Но уже через год его старший товарищ, первый секретарь, организовал в том же райкоме комсомола торгово-закупочный кооператив. Они закупали неизвестно у кого и неизвестно из чего сделанную, но дефицитную в те полуголодные годы водку и продавали потом на рынках. Зарегистрировали, конечно, как кооператив по внедрению технических достижений. Фомин видел эти высящиеся в коридорах райкома штабеля ящиков с разномастными бутылками без этикеток, заслоняющие даже лозунги и фотографии передовых комсомольцев района, развешенные на стене. Но потом игра пошла крупнее. По документам нескольких безногих ветеранов афганской войны, возвращавшихся тогда эшелонами, и имевших многие льготы, его райкомовцы открыли внешнеторговый кооператив, и уже в открытую, никого не стесняясь. В страну они повезли фальшивые ликеры, спирт «Рояль» и контрафактные сигареты. Деньги пошли уже нешуточные. И хотя Фомин не хотел иметь никакого отношения ко всему этому, но и на его сберкнижку, как одному из старших товарищей, перечисляли долю. Фомин не снял ни копейки с этого счета. Все эти деньги, которых хватило бы на несколько дач и автомашин, так и пропали потом во время «шоковой терапии» девяносто первого года, когда старые сберкнижки просто аннулировали.

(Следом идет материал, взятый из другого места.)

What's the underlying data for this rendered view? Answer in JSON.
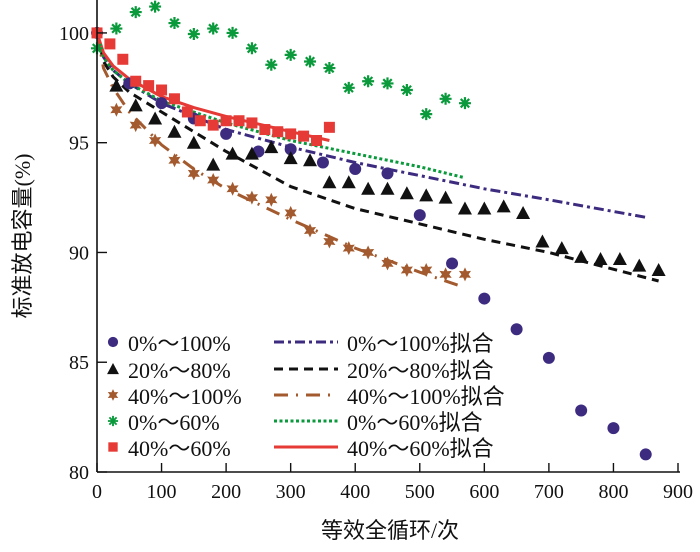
{
  "chart_data": {
    "type": "scatter",
    "xlabel": "等效全循环/次",
    "ylabel": "标准放电容量(%)",
    "xlim": [
      0,
      900
    ],
    "ylim": [
      80,
      101.5
    ],
    "xticks": [
      0,
      100,
      200,
      300,
      400,
      500,
      600,
      700,
      800,
      900
    ],
    "yticks": [
      80,
      85,
      90,
      95,
      100
    ],
    "grid": false,
    "legend_placement": "bottom-left",
    "series": [
      {
        "name": "0%～100%",
        "kind": "marker",
        "marker": "circle",
        "color": "#3d2b80",
        "x": [
          0,
          50,
          100,
          150,
          200,
          250,
          300,
          350,
          400,
          450,
          500,
          550,
          600,
          650,
          700,
          750,
          800,
          850
        ],
        "y": [
          100,
          97.7,
          96.8,
          96.1,
          95.4,
          94.6,
          94.7,
          94.1,
          93.8,
          93.6,
          91.7,
          89.5,
          87.9,
          86.5,
          85.2,
          82.8,
          82.0,
          80.8
        ]
      },
      {
        "name": "20%～80%",
        "kind": "marker",
        "marker": "triangle",
        "color": "#111111",
        "x": [
          30,
          60,
          90,
          120,
          150,
          180,
          210,
          240,
          270,
          300,
          330,
          360,
          390,
          420,
          450,
          480,
          510,
          540,
          570,
          600,
          630,
          660,
          690,
          720,
          750,
          780,
          810,
          840,
          870
        ],
        "y": [
          97.6,
          96.7,
          96.1,
          95.5,
          95.0,
          94.0,
          94.5,
          94.5,
          94.8,
          94.3,
          94.2,
          93.2,
          93.2,
          92.9,
          92.9,
          92.7,
          92.6,
          92.5,
          92.0,
          92.0,
          92.1,
          91.8,
          90.5,
          90.2,
          89.8,
          89.7,
          89.7,
          89.4,
          89.2
        ]
      },
      {
        "name": "40%～100%",
        "kind": "marker",
        "marker": "star",
        "color": "#a35a2e",
        "x": [
          30,
          60,
          90,
          120,
          150,
          180,
          210,
          240,
          270,
          300,
          330,
          360,
          390,
          420,
          450,
          480,
          510,
          540,
          570
        ],
        "y": [
          96.5,
          95.8,
          95.1,
          94.2,
          93.6,
          93.3,
          92.9,
          92.5,
          92.4,
          91.8,
          91.0,
          90.5,
          90.2,
          90.0,
          89.5,
          89.2,
          89.2,
          89.0,
          89.0
        ]
      },
      {
        "name": "0%～60%",
        "kind": "marker",
        "marker": "asterisk",
        "color": "#0a9a3c",
        "x": [
          0,
          30,
          60,
          90,
          120,
          150,
          180,
          210,
          240,
          270,
          300,
          330,
          360,
          390,
          420,
          450,
          480,
          510,
          540,
          570
        ],
        "y": [
          99.3,
          100.2,
          100.95,
          101.2,
          100.45,
          99.95,
          100.2,
          100.0,
          99.3,
          98.55,
          99.0,
          98.7,
          98.4,
          97.5,
          97.8,
          97.7,
          97.4,
          96.3,
          97.0,
          96.8
        ]
      },
      {
        "name": "40%～60%",
        "kind": "marker",
        "marker": "square",
        "color": "#e53a35",
        "x": [
          0,
          20,
          40,
          60,
          80,
          100,
          120,
          140,
          160,
          180,
          200,
          220,
          240,
          260,
          280,
          300,
          320,
          340,
          360
        ],
        "y": [
          100,
          99.5,
          98.8,
          97.8,
          97.6,
          97.4,
          97.0,
          96.4,
          96.0,
          95.8,
          96.0,
          96.0,
          95.9,
          95.6,
          95.5,
          95.4,
          95.3,
          95.1,
          95.7
        ]
      },
      {
        "name": "0%～100%拟合",
        "kind": "line",
        "dash": "dashdot",
        "color": "#3d2b80",
        "x": [
          0,
          10,
          25,
          50,
          100,
          200,
          300,
          400,
          500,
          600,
          700,
          850
        ],
        "y": [
          100,
          98.9,
          98.3,
          97.7,
          96.8,
          95.6,
          94.8,
          94.1,
          93.5,
          92.9,
          92.4,
          91.6
        ]
      },
      {
        "name": "20%～80%拟合",
        "kind": "line",
        "dash": "dashed",
        "color": "#111111",
        "x": [
          0,
          10,
          25,
          50,
          100,
          200,
          300,
          400,
          500,
          600,
          700,
          870
        ],
        "y": [
          100,
          98.7,
          98.0,
          97.3,
          96.4,
          94.6,
          93.0,
          92.0,
          91.3,
          90.6,
          90.0,
          88.7
        ]
      },
      {
        "name": "40%～100%拟合",
        "kind": "line",
        "dash": "longdashdot",
        "color": "#a35a2e",
        "x": [
          0,
          10,
          25,
          50,
          100,
          150,
          200,
          300,
          400,
          500,
          560
        ],
        "y": [
          100,
          98.4,
          97.5,
          96.4,
          94.9,
          93.8,
          92.9,
          91.5,
          90.2,
          89.1,
          88.5
        ]
      },
      {
        "name": "0%～60%拟合",
        "kind": "line",
        "dash": "dotted",
        "color": "#0a9a3c",
        "x": [
          0,
          10,
          25,
          50,
          100,
          150,
          200,
          300,
          400,
          500,
          570
        ],
        "y": [
          100,
          98.9,
          98.3,
          97.7,
          96.9,
          96.4,
          95.9,
          95.1,
          94.5,
          93.9,
          93.4
        ]
      },
      {
        "name": "40%～60%拟合",
        "kind": "line",
        "dash": "solid",
        "color": "#e53a35",
        "x": [
          0,
          10,
          25,
          50,
          100,
          150,
          200,
          300,
          360
        ],
        "y": [
          100,
          99.1,
          98.5,
          97.9,
          97.1,
          96.6,
          96.2,
          95.5,
          95.1
        ]
      }
    ]
  }
}
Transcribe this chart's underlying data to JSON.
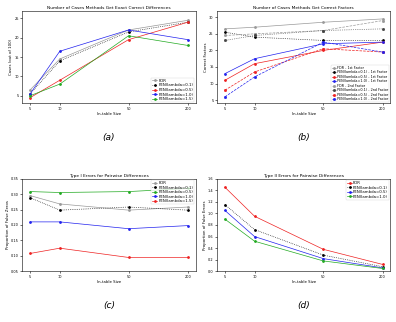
{
  "x": [
    5,
    10,
    50,
    200
  ],
  "title_a": "Number of Cases Methods Get Exact Correct Differences",
  "title_b": "Number of Cases Methods Get Correct Factors",
  "title_c": "Type I Errors for Pairwise Differences",
  "title_d": "Type II Errors for Pairwise Differences",
  "xlabel": "In-table Size",
  "ylabel_a": "Cases (out of 100)",
  "ylabel_b": "Correct Factors",
  "ylabel_c": "Proportion of False Zeros",
  "ylabel_d": "Proportion of False Errors",
  "a_lines": [
    {
      "label": "FDR",
      "style": "solid",
      "color": "#999999",
      "marker": "o",
      "data": [
        6.5,
        14.5,
        22.0,
        24.5
      ]
    },
    {
      "label": "PEN(lambda=0.1)",
      "style": "dotted",
      "color": "#000000",
      "marker": "o",
      "data": [
        5.5,
        14.0,
        21.5,
        24.0
      ]
    },
    {
      "label": "PEN(lambda=0.5)",
      "style": "solid",
      "color": "#EE2222",
      "marker": "o",
      "data": [
        4.5,
        9.0,
        19.5,
        24.0
      ]
    },
    {
      "label": "PEN(lambda=1.0)",
      "style": "solid",
      "color": "#2222EE",
      "marker": "o",
      "data": [
        5.5,
        16.5,
        22.0,
        19.5
      ]
    },
    {
      "label": "PEN(lambda=1.5)",
      "style": "solid",
      "color": "#22AA22",
      "marker": "o",
      "data": [
        5.0,
        8.0,
        20.5,
        18.0
      ]
    }
  ],
  "b_lines": [
    {
      "label": "FDR - 1st Factor",
      "style": "solid",
      "color": "#999999",
      "marker": "o",
      "data": [
        26.5,
        27.0,
        28.5,
        29.5
      ]
    },
    {
      "label": "PEN(lambda=0.1) - 1st Factor",
      "style": "dotted",
      "color": "#000000",
      "marker": "o",
      "data": [
        25.5,
        24.0,
        23.0,
        23.0
      ]
    },
    {
      "label": "PEN(lambda=0.5) - 1st Factor",
      "style": "solid",
      "color": "#EE2222",
      "marker": "o",
      "data": [
        11.0,
        16.0,
        20.0,
        22.5
      ]
    },
    {
      "label": "PEN(lambda=1.0) - 1st Factor",
      "style": "solid",
      "color": "#2222EE",
      "marker": "o",
      "data": [
        13.0,
        17.5,
        22.0,
        22.5
      ]
    },
    {
      "label": "FDR - 2nd Factor",
      "style": "dashed",
      "color": "#999999",
      "marker": "s",
      "data": [
        24.5,
        25.0,
        26.0,
        29.0
      ]
    },
    {
      "label": "PEN(lambda=0.1) - 2nd Factor",
      "style": "dotted",
      "color": "#444444",
      "marker": "s",
      "data": [
        23.0,
        24.5,
        26.0,
        26.5
      ]
    },
    {
      "label": "PEN(lambda=0.5) - 2nd Factor",
      "style": "dashed",
      "color": "#EE2222",
      "marker": "s",
      "data": [
        8.0,
        13.5,
        20.5,
        19.5
      ]
    },
    {
      "label": "PEN(lambda=1.0) - 2nd Factor",
      "style": "dashed",
      "color": "#2222EE",
      "marker": "s",
      "data": [
        6.0,
        12.0,
        22.5,
        19.5
      ]
    }
  ],
  "c_lines": [
    {
      "label": "FDR",
      "style": "solid",
      "color": "#999999",
      "marker": "o",
      "data": [
        0.295,
        0.268,
        0.248,
        0.258
      ]
    },
    {
      "label": "PEN(lambda=0.1)",
      "style": "dotted",
      "color": "#000000",
      "marker": "o",
      "data": [
        0.288,
        0.248,
        0.258,
        0.248
      ]
    },
    {
      "label": "PEN(lambda=0.5)",
      "style": "solid",
      "color": "#22AA22",
      "marker": "o",
      "data": [
        0.308,
        0.305,
        0.308,
        0.318
      ]
    },
    {
      "label": "PEN(lambda=1.0)",
      "style": "solid",
      "color": "#2222EE",
      "marker": "o",
      "data": [
        0.21,
        0.21,
        0.188,
        0.198
      ]
    },
    {
      "label": "PEN(lambda=1.5)",
      "style": "solid",
      "color": "#EE2222",
      "marker": "o",
      "data": [
        0.108,
        0.125,
        0.095,
        0.095
      ]
    }
  ],
  "d_lines": [
    {
      "label": "FDR",
      "style": "solid",
      "color": "#EE2222",
      "marker": "o",
      "data": [
        1.45,
        0.95,
        0.38,
        0.12
      ]
    },
    {
      "label": "PEN(lambda=0.1)",
      "style": "dotted",
      "color": "#000000",
      "marker": "o",
      "data": [
        1.15,
        0.72,
        0.28,
        0.08
      ]
    },
    {
      "label": "PEN(lambda=0.5)",
      "style": "solid",
      "color": "#2222EE",
      "marker": "o",
      "data": [
        1.05,
        0.6,
        0.22,
        0.06
      ]
    },
    {
      "label": "PEN(lambda=1.0)",
      "style": "solid",
      "color": "#22AA22",
      "marker": "o",
      "data": [
        0.9,
        0.52,
        0.18,
        0.05
      ]
    }
  ],
  "background_color": "#ffffff",
  "subplot_labels": [
    "(a)",
    "(b)",
    "(c)",
    "(d)"
  ]
}
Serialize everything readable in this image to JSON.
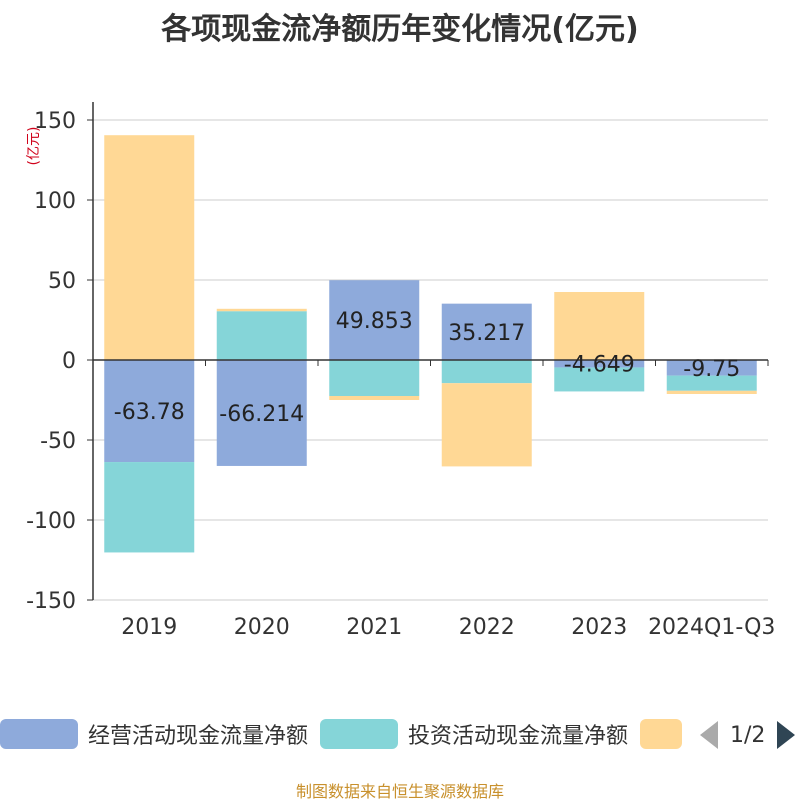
{
  "chart_data": {
    "type": "bar",
    "stacked": true,
    "title": "各项现金流净额历年变化情况(亿元)",
    "unit_label": "(亿元)",
    "categories": [
      "2019",
      "2020",
      "2021",
      "2022",
      "2023",
      "2024Q1-Q3"
    ],
    "ylim": [
      -150,
      150
    ],
    "yticks": [
      150,
      100,
      50,
      0,
      -50,
      -100,
      -150
    ],
    "grid": true,
    "legend_position": "bottom",
    "series": [
      {
        "name": "经营活动现金流量净额",
        "color": "#8eaadb",
        "values": [
          -63.78,
          -66.214,
          49.853,
          35.217,
          -4.649,
          -9.75
        ],
        "show_labels": true
      },
      {
        "name": "投资活动现金流量净额",
        "color": "#85d5d8",
        "values": [
          -56.5,
          30.5,
          -22.5,
          -14.5,
          -15.0,
          -9.5
        ],
        "show_labels": false
      },
      {
        "name": "",
        "color": "#ffd895",
        "values": [
          140.5,
          1.5,
          -2.5,
          -52.0,
          42.5,
          -2.0
        ],
        "show_labels": false
      }
    ]
  },
  "legend": {
    "page_indicator": "1/2"
  },
  "source_text": "制图数据来自恒生聚源数据库"
}
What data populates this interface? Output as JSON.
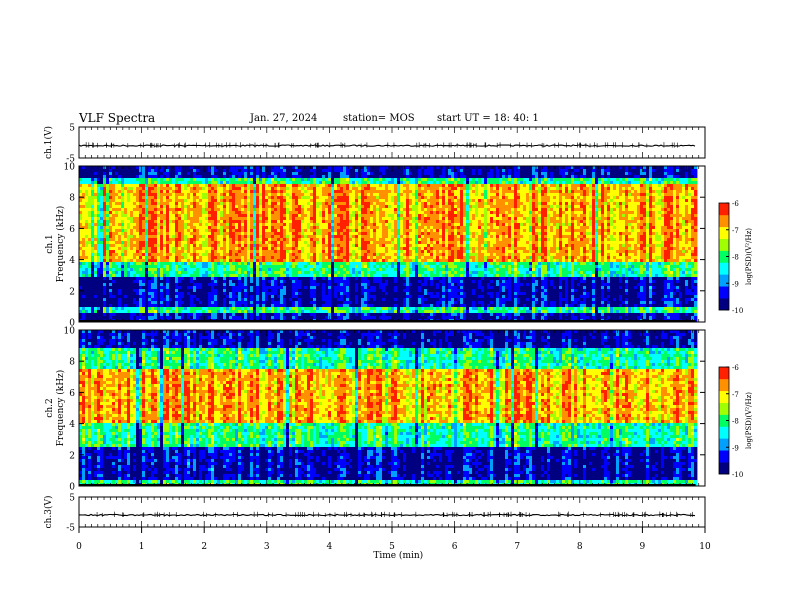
{
  "header": {
    "title": "VLF Spectra",
    "date": "Jan. 27, 2024",
    "station": "station= MOS",
    "start": "start UT =  18: 40: 1"
  },
  "chart_data": [
    {
      "type": "line",
      "panel": "ch1-waveform",
      "ylabel": "ch.1(V)",
      "ylim": [
        -5,
        5
      ],
      "yticks": [
        "5",
        "-5"
      ],
      "xlim": [
        0,
        10
      ],
      "series": [
        {
          "values_approx_constant": -1.0
        }
      ]
    },
    {
      "type": "heatmap",
      "panel": "ch1-spectrogram",
      "ylabel": "ch.1 Frequency (kHz)",
      "ylim": [
        0,
        10
      ],
      "yticks": [
        "0",
        "2",
        "4",
        "6",
        "8",
        "10"
      ],
      "xlim": [
        0,
        9.85
      ],
      "bands": [
        {
          "from": 0,
          "to": 0.5,
          "level": "low"
        },
        {
          "from": 0.5,
          "to": 1.0,
          "level": "mid"
        },
        {
          "from": 1.0,
          "to": 2.8,
          "level": "low"
        },
        {
          "from": 2.8,
          "to": 3.8,
          "level": "mid"
        },
        {
          "from": 3.8,
          "to": 8.8,
          "level": "high"
        },
        {
          "from": 8.8,
          "to": 9.3,
          "level": "mid"
        },
        {
          "from": 9.3,
          "to": 10,
          "level": "low"
        }
      ],
      "colorbar": {
        "label": "log(PSD)(V²/Hz)",
        "min": -10,
        "max": -6,
        "ticks": [
          "-6",
          "-7",
          "-8",
          "-9",
          "-10"
        ]
      }
    },
    {
      "type": "heatmap",
      "panel": "ch2-spectrogram",
      "ylabel": "ch.2 Frequency (kHz)",
      "ylim": [
        0,
        10
      ],
      "yticks": [
        "0",
        "2",
        "4",
        "6",
        "8",
        "10"
      ],
      "xlim": [
        0,
        9.85
      ],
      "bands": [
        {
          "from": 0,
          "to": 0.4,
          "level": "mid"
        },
        {
          "from": 0.4,
          "to": 2.5,
          "level": "low"
        },
        {
          "from": 2.5,
          "to": 4.0,
          "level": "mid"
        },
        {
          "from": 4.0,
          "to": 7.5,
          "level": "high"
        },
        {
          "from": 7.5,
          "to": 8.8,
          "level": "mid"
        },
        {
          "from": 8.8,
          "to": 10,
          "level": "low"
        }
      ],
      "colorbar": {
        "label": "log(PSD)(V²/Hz)",
        "min": -10,
        "max": -6,
        "ticks": [
          "-6",
          "-7",
          "-8",
          "-9",
          "-10"
        ]
      }
    },
    {
      "type": "line",
      "panel": "ch3-waveform",
      "ylabel": "ch.3(V)",
      "ylim": [
        -5,
        5
      ],
      "yticks": [
        "5",
        "-5"
      ],
      "xlim": [
        0,
        10
      ],
      "series": [
        {
          "values_approx_constant": -1.0
        }
      ]
    }
  ],
  "xaxis": {
    "label": "Time (min)",
    "ticks": [
      "0",
      "1",
      "2",
      "3",
      "4",
      "5",
      "6",
      "7",
      "8",
      "9",
      "10"
    ]
  },
  "colors": {
    "scale": [
      "#000080",
      "#0000ff",
      "#00a0ff",
      "#00ffff",
      "#00ff60",
      "#a0ff00",
      "#ffff00",
      "#ff9000",
      "#ff2000"
    ]
  }
}
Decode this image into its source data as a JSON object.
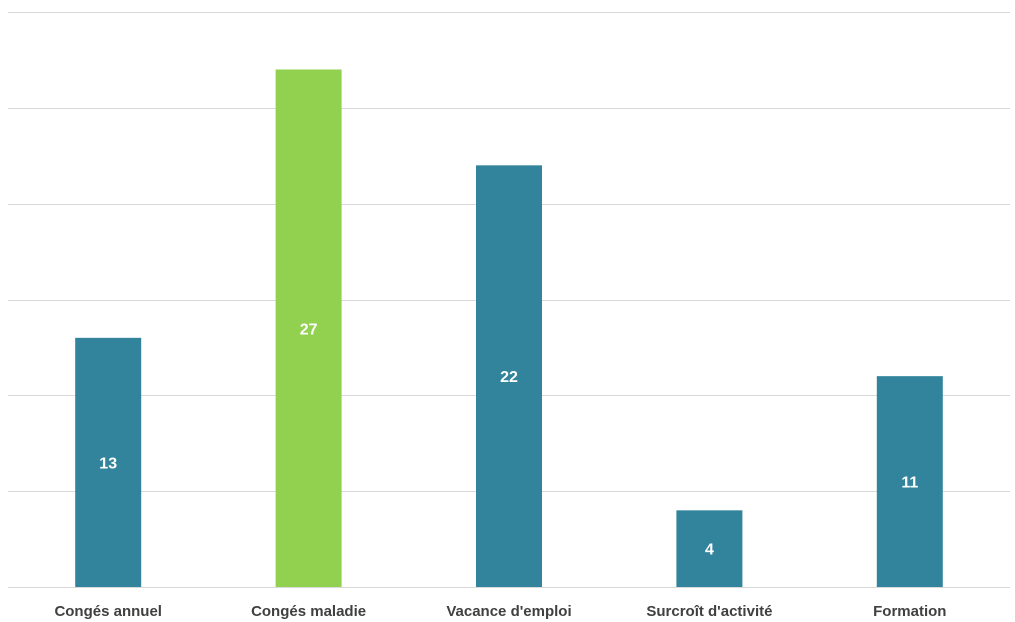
{
  "chart_data": {
    "type": "bar",
    "title": "",
    "xlabel": "",
    "ylabel": "",
    "categories": [
      "Congés annuel",
      "Congés maladie",
      "Vacance d'emploi",
      "Surcroît d'activité",
      "Formation"
    ],
    "values": [
      13,
      27,
      22,
      4,
      11
    ],
    "ylim": [
      0,
      30
    ],
    "gridlines": [
      5,
      10,
      15,
      20,
      25,
      30
    ],
    "grid": true,
    "legend": "none",
    "colors": {
      "default": "#31849b",
      "highlight": "#92d050"
    },
    "highlight_category": "Congés maladie"
  }
}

But a year later his friend and his party boss had organized in the rooms of his district committee a trading cooperative. That was the time when the government, after seventy years of strict ban, permitted their citizens a free private enterprising. They bought vodka in rusty casks made of toxic technical spirits from some criminals, and sold it oddly bottled at food markets. Their firm was registered, of course, as a cooperative for the introduction of new technologies. Every day Fomin passed in the corridors of his district committee the high stacks of plastic crates full of bottles of odd shapes and colors without labels. The piles were so high they blocked slogans and photographs of leading Komsomol members of their district hung on the walls. But the business was to grow. With documents of the mutilated veterans of Afghan-war that were coming back from the battle-fronts by echelons, who were granted then many privileges, Fomin’s young comrades founded a foreign trade co-operative. They brought into the country fake Polish liquors, counterfeit cigarettes, unmixed alcohol “Royal” in two-liter bottles; all of it was tax-free, thanks to mutilated veterans. Money the comrades now earned were fantastic by all the standards of the half-hungry country. Although Fomin did nothing in connection with that dirty profiteering, his special bank account was growing every month as of a senior comrade. All those years Fomin never took a cent of that money. One year later all of it, enough to buy a house and several cars, just vanished during “shock therapy” in the nineties when the account in the state saving bank was simply frozen at first, and then a three-digit inflation annulled it.
Но его райкомовские комсомольцы купались тогда в деньгах. Страна была еще заперта «железным занавесом», выезда за границу простым гражданам не было, волюту купить можно было только на улице, у «жучков», озираясь и опасаясь какого-нибудь «динамо». Поэтому бешенные по тем меркам деньги шли, в основном, на разгул. К их райкому, во дворе, они пристроили сауну, и там каждый вечер продолжались до утра оргии. Еще они сразу накупили себе дефицитных тогда «Жигулей», кипы заграничных, в основном китайских тряпок, и прочей доступной только нуворишам роскоши.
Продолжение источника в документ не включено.